Dear Upstairs Neighbor,
There seems to be someone with a heavy tread who walks back and forth with shoes on, purposefully, in the mornings and in the evenings. Unfortunately, given our thin floors, we can hear this. It sounds very loud to us. We wish it weren’t so.
When this building was first erected, it was envisioned as an uptown utopia where middle class New Yorkers could live amidst a resort like atmosphere. In fact, a 1924 advertisement published in the New York Times promised a doctor, dentist, valet, barber, beauty salon and taxi stand all on premises. There was to be a bus to drive residents up the hill from the subway stop. The courtyard must have been lovely then, the fountain in working order, the plot of dirt around it planted with roses and vines. Now, as we know, the walkways are crumbling and certain areas have recently been marked off with yellow caution tape. Men from the former Yugoslavia call out to each other in the mornings as they fill in the courtyard cracks with cement. When I go down to do laundry in the afternoon, they are all taking a break on the stoop, not eating, not smoking, just lounging on the stairs and talking, and they give me a half-smirking, half-friendly smile and don’t quite meet my eyes when I say hello.

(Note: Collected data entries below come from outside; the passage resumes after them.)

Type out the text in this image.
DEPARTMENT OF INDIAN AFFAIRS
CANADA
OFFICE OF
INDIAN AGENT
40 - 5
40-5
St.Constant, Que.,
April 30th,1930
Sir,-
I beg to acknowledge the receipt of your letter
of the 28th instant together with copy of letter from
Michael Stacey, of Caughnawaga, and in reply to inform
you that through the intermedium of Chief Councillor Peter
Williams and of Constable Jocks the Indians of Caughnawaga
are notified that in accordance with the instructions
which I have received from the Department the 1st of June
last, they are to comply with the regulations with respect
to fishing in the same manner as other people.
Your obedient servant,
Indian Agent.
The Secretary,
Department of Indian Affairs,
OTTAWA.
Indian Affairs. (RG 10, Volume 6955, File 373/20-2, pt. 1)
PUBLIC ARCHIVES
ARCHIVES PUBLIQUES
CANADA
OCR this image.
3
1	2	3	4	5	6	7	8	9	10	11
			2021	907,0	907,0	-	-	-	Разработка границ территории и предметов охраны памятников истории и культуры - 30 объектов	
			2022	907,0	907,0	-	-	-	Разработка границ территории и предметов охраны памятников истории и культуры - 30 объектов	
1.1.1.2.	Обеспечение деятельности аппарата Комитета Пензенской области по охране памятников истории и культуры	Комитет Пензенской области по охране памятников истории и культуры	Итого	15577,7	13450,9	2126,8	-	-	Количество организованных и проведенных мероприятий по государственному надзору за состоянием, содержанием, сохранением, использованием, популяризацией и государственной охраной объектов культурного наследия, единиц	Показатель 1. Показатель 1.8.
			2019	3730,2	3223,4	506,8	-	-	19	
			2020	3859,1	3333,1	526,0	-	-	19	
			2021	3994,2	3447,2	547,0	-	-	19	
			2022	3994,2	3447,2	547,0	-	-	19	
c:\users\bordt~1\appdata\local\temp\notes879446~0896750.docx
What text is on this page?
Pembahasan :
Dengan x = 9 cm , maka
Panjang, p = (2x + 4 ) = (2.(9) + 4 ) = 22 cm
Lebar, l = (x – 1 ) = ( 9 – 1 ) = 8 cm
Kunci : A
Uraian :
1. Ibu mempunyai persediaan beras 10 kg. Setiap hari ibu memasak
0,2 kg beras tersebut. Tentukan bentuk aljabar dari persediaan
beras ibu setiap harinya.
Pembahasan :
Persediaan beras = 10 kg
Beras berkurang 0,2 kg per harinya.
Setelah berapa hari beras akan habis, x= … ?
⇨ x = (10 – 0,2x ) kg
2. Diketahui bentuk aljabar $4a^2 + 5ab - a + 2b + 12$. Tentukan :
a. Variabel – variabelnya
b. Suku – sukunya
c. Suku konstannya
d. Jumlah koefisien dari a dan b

(I don’t know about you, but living in the city sometimes makes me feel like a clown, sort of like Giulietta Masina in Fellini’s Nights of Cabiria, but less scrappy, bobby-socked Roman hooker, and more tired-out, underemployed humanities Ph.D. I imagine, though, that, as happened to Cabiria, the more pious, the more jaded, and the more wealthy city dwellers are looking at me and wondering about my funny walk, my ineffectual defenses, my strange combination of pertness and defeat, the vulnerability I can’t hide from anyone.)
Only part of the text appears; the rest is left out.